The first to captivate the audiences with their moon-work spectacle was an English playwright who had written a play about a poet who built a ladder atop mount Everest and used it to climb to the moon.
Not long after, circuses started advertising acrobats who could swing into the night sky and funambulists who slung lines to the moon. Dancers waltzed on the moon and artists painted her. A composer released a rhapsody of lullabies inspired by her. Sonnets and nursery rhymes were written. Filmmakers released features about her, and a Spanish chef created a concoction known as moon-cheese.
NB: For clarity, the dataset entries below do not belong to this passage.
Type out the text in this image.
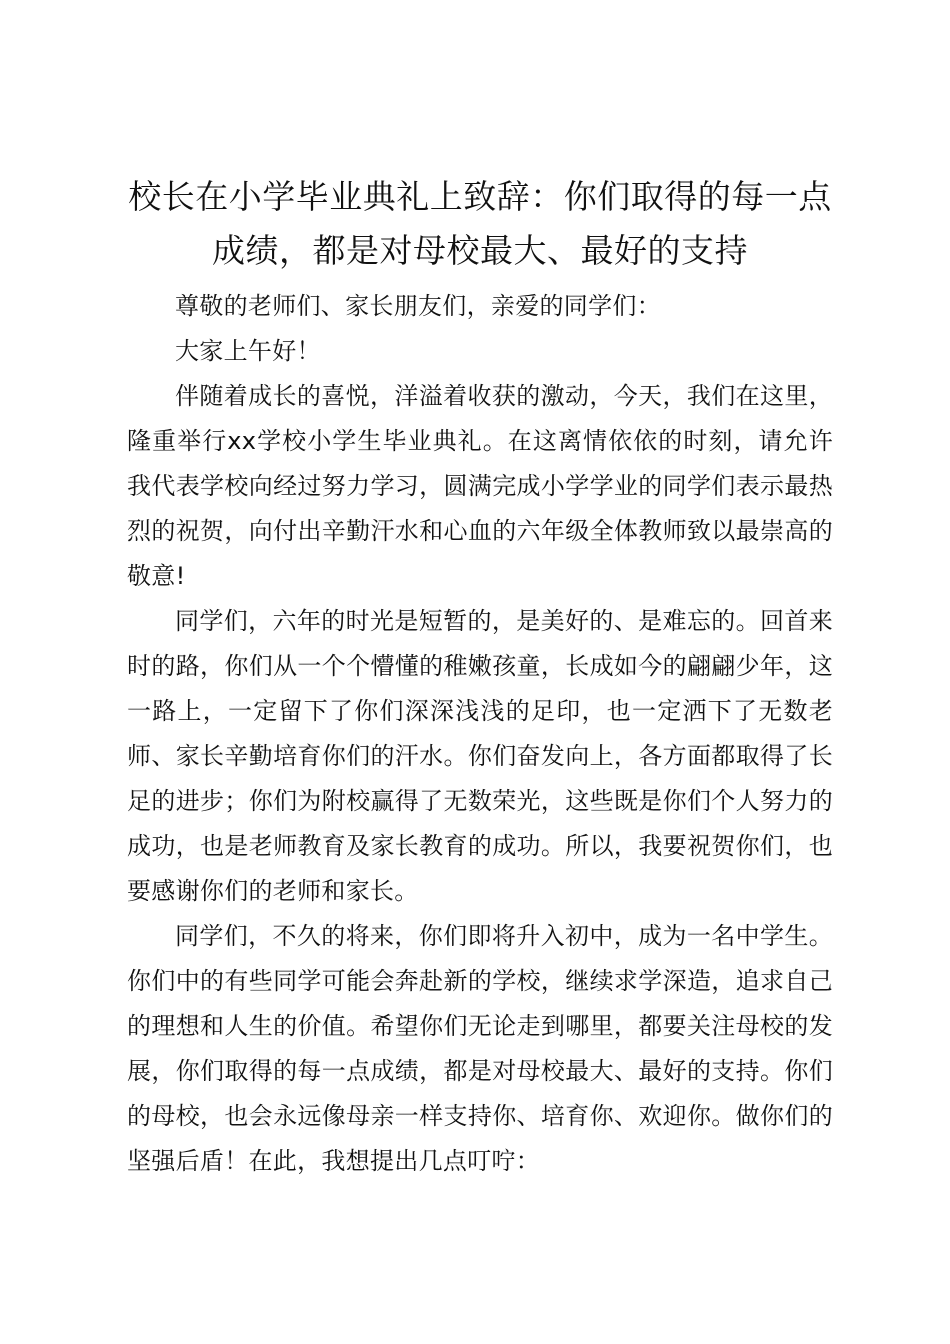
校长在小学毕业典礼上致辞：你们取得的每一点成绩，都是对母校最大、最好的支持

尊敬的老师们、家长朋友们，亲爱的同学们：

大家上午好！

伴随着成长的喜悦，洋溢着收获的激动，今天，我们在这里，隆重举行xx学校小学生毕业典礼。在这离情依依的时刻，请允许我代表学校向经过努力学习，圆满完成小学学业的同学们表示最热烈的祝贺，向付出辛勤汗水和心血的六年级全体教师致以最崇高的敬意!

同学们，六年的时光是短暂的，是美好的、是难忘的。回首来时的路，你们从一个个懵懂的稚嫩孩童，长成如今的翩翩少年，这一路上，一定留下了你们深深浅浅的足印，也一定洒下了无数老师、家长辛勤培育你们的汗水。你们奋发向上，各方面都取得了长足的进步；你们为附校赢得了无数荣光，这些既是你们个人努力的成功，也是老师教育及家长教育的成功。所以，我要祝贺你们，也要感谢你们的老师和家长。

同学们，不久的将来，你们即将升入初中，成为一名中学生。你们中的有些同学可能会奔赴新的学校，继续求学深造，追求自己的理想和人生的价值。希望你们无论走到哪里，都要关注母校的发展，你们取得的每一点成绩，都是对母校最大、最好的支持。你们的母校，也会永远像母亲一样支持你、培育你、欢迎你。做你们的坚强后盾！在此，我想提出几点叮咛：
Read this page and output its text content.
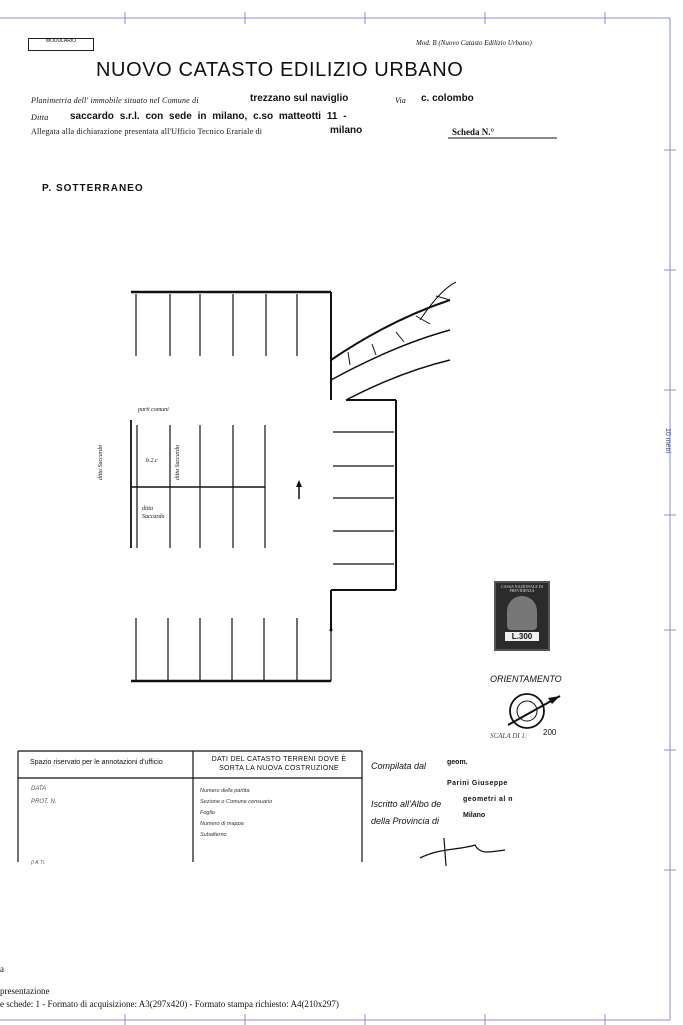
MODULARIO	Mod. B (Nuovo Catasto Edilizio Urbano)
NUOVO CATASTO EDILIZIO URBANO
Planimetria dell' immobile situato nel Comune di	trezzano sul naviglio	Via c. colombo
Ditta saccardo s.r.l. con sede in milano, c.so matteotti 11 -
Allegata alla dichiarazione presentata all'Ufficio Tecnico Erariale di	milano	Scheda N.°
P. SOTTERRANEO
parti comuni
ditta Saccardo	b.2.c	ditta Saccardo
ditta
Saccardo
CASSA NAZIONALE DI PREVIDENZA
L.300
ORIENTAMENTO
SCALA DI 1: 200
Spazio riservato per le annotazioni d'ufficio
DATA
PROT. N.
(i A.Ti.
DATI DEL CATASTO TERRENI DOVE È SORTA LA NUOVA COSTRUZIONE
Numero della partita
Sezione o Comune censuario
Foglio
Numero di mappa
Subalterno
Compilata dal	geom.
Parini Giuseppe
Iscritto all'Albo de	geometri al n
della Provincia di
Milano
10 metri
a
presentazione
e schede: 1 - Formato di acquisizione: A3(297x420) - Formato stampa richiesto: A4(210x297)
But the funny thing is, in all the hustling and bustling, people stopped looking at the moon again. She was still there for all to see, yet people were too busy to notice her.
The last piece of moon-art I ever saw was a mural painted on the side of an observatory depicting the moon breaking free from its bounds of nooses and chains and forces of magnetic power. Under it was written in broad letters Free the Moon.
The moon never did end of leaving, and yet, somehow, we lost her still. Though the mural was painted over a few days later, I can still see visibly in my mind’s eye the image of the moon drifting off into space like a great balloon, finally liberated from her shackles. Sometimes when the moon peeks into my bedroom window late in the evening I cannot help but wonder why it is that she decided to stay.